The Environmental Leader reports on an analysis from Carnegie Mellon claiming that a $35 price for CO2 would results in a 10% decrease in emissions.

I haven't read the report yet, but just at the face of it I'm skeptical when I look at the impact on the pricing and usage of gasoline and electricity. First, lets do gasoline. Roughing out the math, gas produces just under 20 lbs of CO2e per gallon of gas, or 110 gallons per metric ton. So the $35/ton pricing would add $0.35 per gallon. Given the current gas prices, you'd be looking at an additional increase of less than 10%, and much less than the increase over the last 12 months.

Electricity shows a higher increase, but I'm still not sure its enough to change behavior that much.
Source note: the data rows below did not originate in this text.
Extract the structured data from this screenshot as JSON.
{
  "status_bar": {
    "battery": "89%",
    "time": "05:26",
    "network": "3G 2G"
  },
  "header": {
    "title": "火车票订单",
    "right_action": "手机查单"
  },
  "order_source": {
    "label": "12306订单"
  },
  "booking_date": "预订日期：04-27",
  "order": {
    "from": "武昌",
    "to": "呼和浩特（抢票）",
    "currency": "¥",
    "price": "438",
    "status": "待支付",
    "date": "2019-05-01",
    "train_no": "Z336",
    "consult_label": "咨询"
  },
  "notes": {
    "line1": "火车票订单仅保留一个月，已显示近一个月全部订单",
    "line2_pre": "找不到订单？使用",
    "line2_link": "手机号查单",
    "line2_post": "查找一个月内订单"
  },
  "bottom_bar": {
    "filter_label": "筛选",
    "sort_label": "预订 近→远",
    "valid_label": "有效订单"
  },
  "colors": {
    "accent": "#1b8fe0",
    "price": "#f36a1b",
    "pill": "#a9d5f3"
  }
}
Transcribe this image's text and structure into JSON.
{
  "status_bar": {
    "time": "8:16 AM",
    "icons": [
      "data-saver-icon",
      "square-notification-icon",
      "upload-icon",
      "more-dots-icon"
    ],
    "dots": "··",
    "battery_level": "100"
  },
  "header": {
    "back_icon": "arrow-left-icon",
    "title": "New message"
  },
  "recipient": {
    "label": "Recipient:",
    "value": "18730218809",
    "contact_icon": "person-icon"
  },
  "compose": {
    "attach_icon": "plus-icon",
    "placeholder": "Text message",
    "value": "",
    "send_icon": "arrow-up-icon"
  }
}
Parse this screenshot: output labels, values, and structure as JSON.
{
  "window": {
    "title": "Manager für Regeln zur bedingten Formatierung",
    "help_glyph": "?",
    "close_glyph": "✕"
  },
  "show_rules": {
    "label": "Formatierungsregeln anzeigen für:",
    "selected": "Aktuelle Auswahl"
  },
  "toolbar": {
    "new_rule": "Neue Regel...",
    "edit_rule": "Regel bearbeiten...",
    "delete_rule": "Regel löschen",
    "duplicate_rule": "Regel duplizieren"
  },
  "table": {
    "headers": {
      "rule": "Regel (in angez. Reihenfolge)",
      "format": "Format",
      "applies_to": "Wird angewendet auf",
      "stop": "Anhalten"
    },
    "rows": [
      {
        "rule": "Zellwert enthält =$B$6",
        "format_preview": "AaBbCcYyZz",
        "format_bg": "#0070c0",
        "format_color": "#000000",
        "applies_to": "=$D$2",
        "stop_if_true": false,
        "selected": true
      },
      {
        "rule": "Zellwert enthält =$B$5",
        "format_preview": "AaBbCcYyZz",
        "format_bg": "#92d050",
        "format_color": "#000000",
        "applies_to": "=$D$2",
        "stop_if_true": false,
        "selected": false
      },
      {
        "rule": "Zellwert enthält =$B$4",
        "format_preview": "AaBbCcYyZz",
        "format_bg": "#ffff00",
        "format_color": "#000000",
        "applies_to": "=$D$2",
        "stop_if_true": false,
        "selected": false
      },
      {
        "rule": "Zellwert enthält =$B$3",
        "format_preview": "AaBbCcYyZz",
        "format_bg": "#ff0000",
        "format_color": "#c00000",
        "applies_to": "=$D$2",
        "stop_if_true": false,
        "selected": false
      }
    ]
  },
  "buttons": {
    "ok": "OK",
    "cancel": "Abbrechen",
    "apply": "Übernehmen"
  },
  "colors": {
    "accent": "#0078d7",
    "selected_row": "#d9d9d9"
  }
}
Using 1.3lbs of CO2 per KWh as a US average, that yields around 1,700 KWh per metric ton of CO2e. So a $35 price for CO2 would add about 2 cents per KWh. Average retail electricity price is around $0.10, so this would be a 20% increase in retail electricity prices, and higher for commercial electricity which tends to be lower. This is enough of an increase to cause some changes in behavior, but 10% seems like a stretch. For electricity, however, it would help with the economic case for emerging green alternatives, so would probably do some good on the generation mix side over time.

So when I read the report I'll find out how they get there, but I'm very doubtful for gasoline and transportation, and mildly skeptical for electricity usage at $35/ton. This analysis definitely makes one thing clear: at CO2 prices below $5/ton, there will be no change in behavior.